Actually, the answer to the question “Who would you rather do business with?” is not that obvious.
What if the company with bad customer service offers you a discount on a product you need badly? Or if they offer services that the other company doesn’t?
Not to mention when you’re a corporate customer - i’m pretty sure you’ll choose to work with the larger company, despite its disadvantages. And that is because decision makers in your company may see the financial advantages as being more important than the frustration bad customer service may cause to its employees.
In conclusion, when choosing a company to do business with, you usually have to compromise. I see lots of surveys showing that people are ready to pay more for better customer service, but there are no stats on how many actually did it.
@Gabriel: if you badly need the discount too, then you have a choice to make. If you don’t, you might think about how much bad customer service can cost you in time, money, and morale before committing to a vendor.
If you are a corporate customer, vendors may well offer you a better quality of support if your account is valuable enough. Lucky you. On the other hand, one of the reasons to choose a VAR over a vendor might be that part of their “value-add” is better support.
If you Google around for customer support survey results, you will in fact find that some surveys ask respondents whether they have switched providers because of bad customer service (hint: they have).
This is harder to do in a B2B context than a B2C context because corporate lock-in is orders of magnitude bigger and more complicated than consumer lock-in. But it doesn’t make good service any less important for B2B, which is heavily relationship-based.
There’s no question that compromise is par for the course. But the company you’d *rather* do business with is probably going to be the one that can deliver the goods *and* provide good service. But if they don’t want to provide good service in the first place, software isn’t going to help the situation any, which was my point.
We are similar in our approach to the reseller in this story. But makes me wonder, is that the reason why we have remained small and not grown like the multinational company in this story with their policies and philosophies of doing business? At the end which business model is better?

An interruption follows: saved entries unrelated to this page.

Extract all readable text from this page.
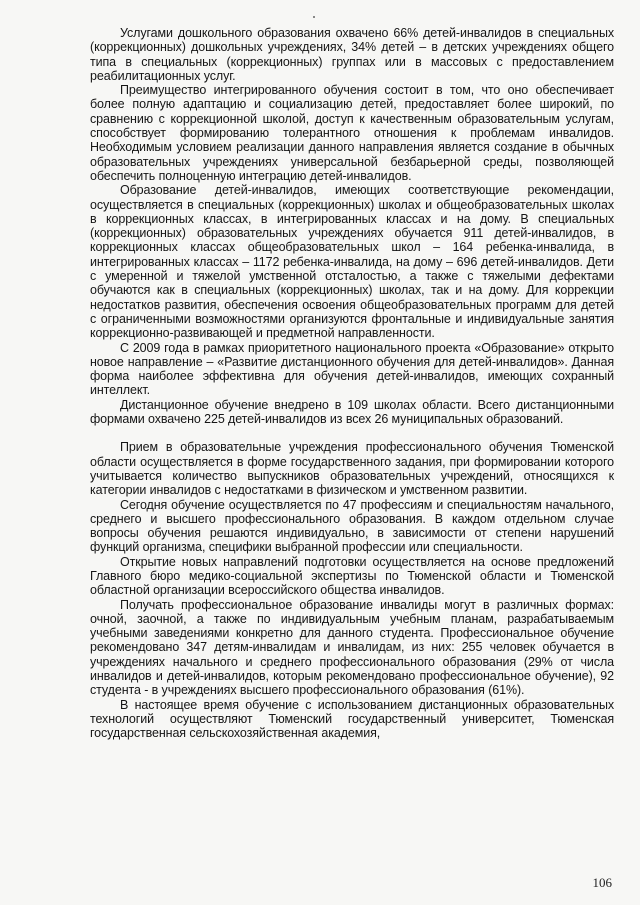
Услугами дошкольного образования охвачено 66% детей-инвалидов в специальных (коррекционных) дошкольных учреждениях, 34% детей – в детских учреждениях общего типа в специальных (коррекционных) группах или в массовых с предоставлением реабилитационных услуг.

Преимущество интегрированного обучения состоит в том, что оно обеспечивает более полную адаптацию и социализацию детей, предоставляет более широкий, по сравнению с коррекционной школой, доступ к качественным образовательным услугам, способствует формированию толерантного отношения к проблемам инвалидов. Необходимым условием реализации данного направления является создание в обычных образовательных учреждениях универсальной безбарьерной среды, позволяющей обеспечить полноценную интеграцию детей-инвалидов.

Образование детей-инвалидов, имеющих соответствующие рекомендации, осуществляется в специальных (коррекционных) школах и общеобразовательных школах в коррекционных классах, в интегрированных классах и на дому. В специальных (коррекционных) образовательных учреждениях обучается 911 детей-инвалидов, в коррекционных классах общеобразовательных школ – 164 ребенка-инвалида, в интегрированных классах – 1172 ребенка-инвалида, на дому – 696 детей-инвалидов. Дети с умеренной и тяжелой умственной отсталостью, а также с тяжелыми дефектами обучаются как в специальных (коррекционных) школах, так и на дому. Для коррекции недостатков развития, обеспечения освоения общеобразовательных программ для детей с ограниченными возможностями организуются фронтальные и индивидуальные занятия коррекционно-развивающей и предметной направленности.

С 2009 года в рамках приоритетного национального проекта «Образование» открыто новое направление – «Развитие дистанционного обучения для детей-инвалидов». Данная форма наиболее эффективна для обучения детей-инвалидов, имеющих сохранный интеллект.

Дистанционное обучение внедрено в 109 школах области. Всего дистанционными формами охвачено 225 детей-инвалидов из всех 26 муниципальных образований.

Прием в образовательные учреждения профессионального обучения Тюменской области осуществляется в форме государственного задания, при формировании которого учитывается количество выпускников образовательных учреждений, относящихся к категории инвалидов с недостатками в физическом и умственном развитии.

Сегодня обучение осуществляется по 47 профессиям и специальностям начального, среднего и высшего профессионального образования. В каждом отдельном случае вопросы обучения решаются индивидуально, в зависимости от степени нарушений функций организма, специфики выбранной профессии или специальности.

Открытие новых направлений подготовки осуществляется на основе предложений Главного бюро медико-социальной экспертизы по Тюменской области и Тюменской областной организации всероссийского общества инвалидов.

Получать профессиональное образование инвалиды могут в различных формах: очной, заочной, а также по индивидуальным учебным планам, разрабатываемым учебными заведениями конкретно для данного студента. Профессиональное обучение рекомендовано 347 детям-инвалидам и инвалидам, из них: 255 человек обучается в учреждениях начального и среднего профессионального образования (29% от числа инвалидов и детей-инвалидов, которым рекомендовано профессиональное обучение), 92 студента - в учреждениях высшего профессионального образования (61%).

В настоящее время обучение с использованием дистанционных образовательных технологий осуществляют Тюменский государственный университет, Тюменская государственная сельскохозяйственная академия,

106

Jamal Rohal’s article is inexplicably typical. For your next experience try the Hewlett Packard Service Centre in Moscow which is split over three locations, which are miles apart,according to the Model Numbers. Getting anything fixed takes weeks.Most of us resort to the “Gabushka Market” a model of free enterprise with multiple providers selling everything at low prices.
Regards
Paddy Wright
@Jamal I agree that software doesn’t solve customer service issues, even though it does help. I honestly don’t think that there are companies that do not want to provide good customer service. There are either some unmotivated employees who don’t care, or a manager that decides that customer service is not that important, but most companies are trying to provide good customer service. The problem is that they are failing at it.
Why that happens is a great topic for future posts :) But of of curiosity: why do people think it happens? Do your readers also think that companies don’t care? Or, if they ever worked in customer service, what was their approach to better serve customers?